Wednesday, February 4, 2009

Field of Geese

Canadian Geese made the field theirs this morning and it was a delight to see them eating and napping and strolling through the grass. Just think of walking on your plate of food. I mean the freedom of it; nothing between you and what goes in your mouth and well, I suppose what comes out too.
The geese are a wonder to watch as they take off and land; changing from flight to feet; from air to ground. I have a feeling they are aware of their ability of flight; that they don't take it for granted. I have stood so close beneath them as they have flown over, with their wings curved for landing (I call it having their landing grear down); hearing their voices coming from their throats; their necks outstretched, their eyes focused ahead.

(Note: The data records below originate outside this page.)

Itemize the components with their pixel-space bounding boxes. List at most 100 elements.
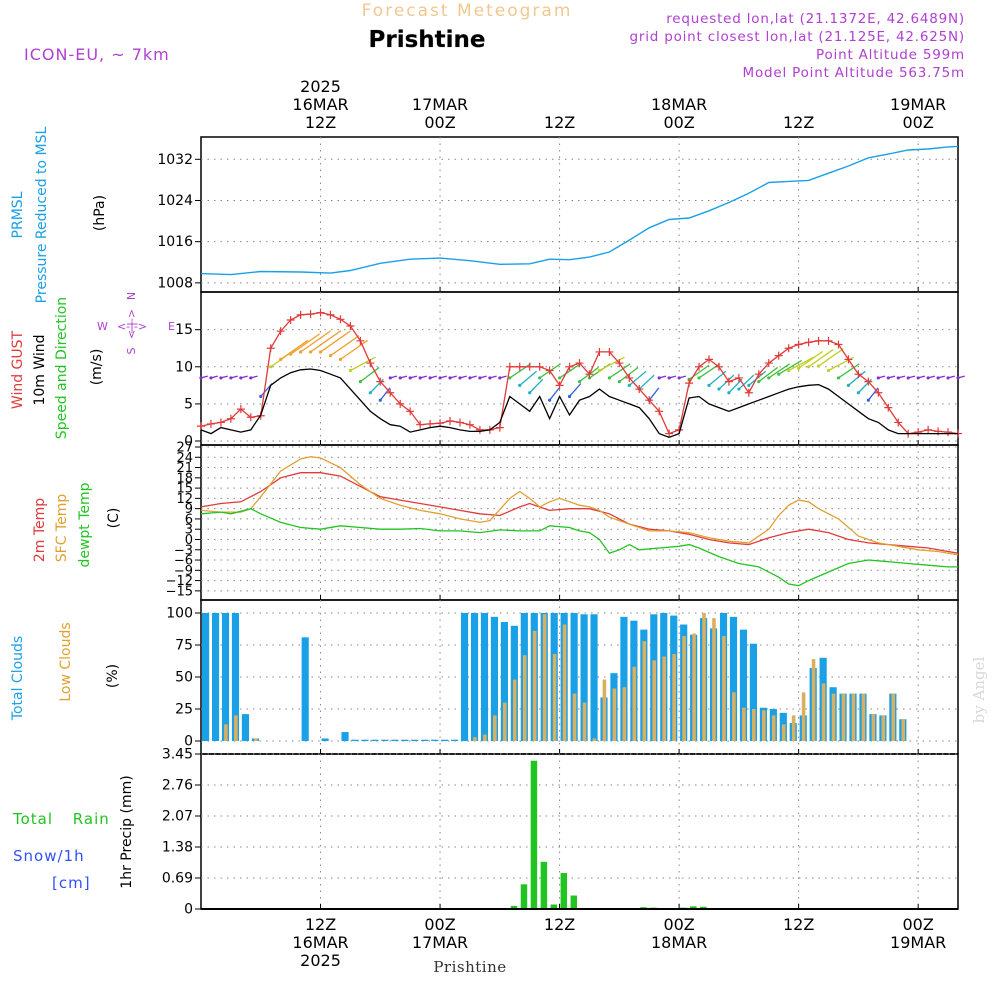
wind-arrow-head xyxy=(358,380,362,384)
wind-arrow-head xyxy=(627,383,631,387)
wind-gust-marker xyxy=(814,336,823,345)
wind-gust-marker xyxy=(575,359,584,368)
y-tick-label: 0 xyxy=(184,902,193,918)
wind-direction-arrow xyxy=(628,370,647,386)
total-clouds-bar xyxy=(321,738,329,741)
wind-direction-arrow xyxy=(300,330,332,353)
total-clouds-bar xyxy=(441,739,449,741)
wind-direction-arrow xyxy=(798,350,824,369)
wind-arrow-head xyxy=(289,352,293,356)
wind-arrow-head xyxy=(498,376,502,380)
wind-direction-arrow xyxy=(559,363,581,379)
wind-arrow-head xyxy=(797,366,801,370)
wind-arrow-head xyxy=(209,376,213,380)
top-time-label: 16MAR xyxy=(292,95,348,114)
wind-gust-marker xyxy=(505,362,514,371)
wind-arrow-head xyxy=(916,376,920,380)
wind-gust-marker xyxy=(236,405,245,414)
wind-arrow-head xyxy=(677,376,681,380)
wind-arrow-head xyxy=(727,391,731,395)
total-clouds-label: Total Clouds xyxy=(10,636,26,721)
wind-arrow-head xyxy=(816,364,821,368)
low-clouds-bar xyxy=(503,702,507,741)
total-clouds-bar xyxy=(580,614,588,741)
wind-direction-arrow xyxy=(788,356,815,372)
wind-direction-arrow xyxy=(310,330,342,353)
y-tick-label: −9 xyxy=(174,564,193,579)
low-clouds-bar xyxy=(851,693,856,741)
low-clouds-bar xyxy=(722,636,726,741)
low-clouds-bar xyxy=(532,630,537,741)
wind-gust-label: Wind GUST xyxy=(10,330,26,409)
wind-10m-label: 10m Wind xyxy=(32,334,48,405)
y-tick-label: 75 xyxy=(175,638,193,654)
wind-arrow-head xyxy=(388,376,392,380)
wind-arrow-head xyxy=(239,376,243,380)
temp2m-label: 2m Temp xyxy=(32,498,48,562)
low-clouds-bar xyxy=(791,715,796,741)
wind-arrow-head xyxy=(787,368,791,373)
total-clouds-bar xyxy=(590,614,598,741)
low-clouds-bar xyxy=(632,666,637,741)
compass-legend: N S W E <-|-> <-|-> xyxy=(97,292,175,355)
wind-gust-marker xyxy=(226,414,235,423)
low-clouds-bar xyxy=(821,683,826,741)
pressure-title-1: PRMSL xyxy=(10,191,26,238)
wind-gust-marker xyxy=(555,381,564,390)
low-clouds-bar xyxy=(712,618,716,741)
wind-ylabel: (m/s) xyxy=(89,349,105,386)
wind-gust-marker xyxy=(944,428,953,437)
wind-gust-marker xyxy=(665,429,674,438)
wind-gust-marker xyxy=(346,321,355,330)
y-tick-label: −15 xyxy=(166,584,193,599)
low-clouds-bar xyxy=(512,679,517,741)
wind-arrow-head xyxy=(577,380,582,384)
wind-direction-arrow xyxy=(519,370,538,386)
rain-bar xyxy=(520,884,528,909)
dewpt-temp-line xyxy=(200,508,958,587)
wind-direction-arrow xyxy=(778,359,803,375)
y-tick-label: 27 xyxy=(176,441,193,456)
total-clouds-bar xyxy=(241,714,250,741)
top-time-label: 12Z xyxy=(305,113,336,132)
wind-arrow-head xyxy=(299,350,303,354)
y-tick-label: 1016 xyxy=(157,234,193,250)
low-clouds-bar xyxy=(801,692,806,741)
wind-gust-marker xyxy=(426,419,435,428)
wind-gust-marker xyxy=(704,355,713,364)
y-tick-label: 0.69 xyxy=(162,871,193,887)
wind-arrow-head xyxy=(199,376,203,380)
bottom-time-label: 00Z xyxy=(902,915,933,934)
wind-gust-marker xyxy=(914,428,923,437)
wind-arrow-head xyxy=(936,376,940,380)
wind-gust-marker xyxy=(645,396,654,405)
wind-gust-marker xyxy=(316,308,325,317)
wind-10m-line xyxy=(200,368,958,438)
footer-location: Prishtine xyxy=(433,958,506,976)
wind-gust-marker xyxy=(754,370,763,379)
y-tick-label: 5 xyxy=(184,396,193,412)
wind-arrow-head xyxy=(318,350,323,354)
wind-arrow-head xyxy=(478,376,482,380)
wind-gust-marker xyxy=(784,344,793,353)
low-clouds-label: Low Clouds xyxy=(58,622,74,701)
y-tick-label: 3 xyxy=(185,523,193,538)
low-clouds-bar xyxy=(612,688,617,741)
bottom-time-label: 19MAR xyxy=(890,933,946,952)
pressure-ylabel: (hPa) xyxy=(92,195,108,231)
low-clouds-bar xyxy=(861,693,866,741)
rain-bar xyxy=(530,760,538,909)
total-clouds-bar xyxy=(470,613,479,741)
wind-arrow-head xyxy=(308,350,313,354)
wind-arrow-head xyxy=(398,376,402,380)
total-clouds-bar xyxy=(431,739,439,741)
location-title: Prishtine xyxy=(369,27,486,53)
y-tick-label: 15 xyxy=(175,322,193,338)
wind-gust-marker xyxy=(336,315,345,324)
y-tick-label: −12 xyxy=(166,574,193,589)
bottom-time-label: 16MAR xyxy=(292,933,348,952)
temp2m-line xyxy=(200,472,959,554)
low-clouds-bar xyxy=(253,738,258,741)
wind-gust-marker xyxy=(535,362,544,371)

This morning's sun shinned on their white breasts. I've never noticed how white their breasts were before. Not long ago snow filled the field and they flew overhead. I wondered then where they were going to land for food. They were flying low.

Then there were the hunting a few weekends back. They dressed up in all their finery, being sneaky, waiting in hiding with the plastic toys out in the field! Dean and I were walking in our field and they were further down in the our neighbors field. Two geese fly over us and we called ot them to keep flying high. We watched as they headed to where the hunters were and then...we watched as the geese made a splendid quick left turn sending them over to Fisher Island and out of range of the hunters. I like to think we played a part in their decision.

The starlings are sleeping in the hedge tonight as they have been for a while now. I hear their wings fluttering against the waxy laurel leaves. It's nice knowing they are there; trusting the hedge that we planted to give them an abode for the night.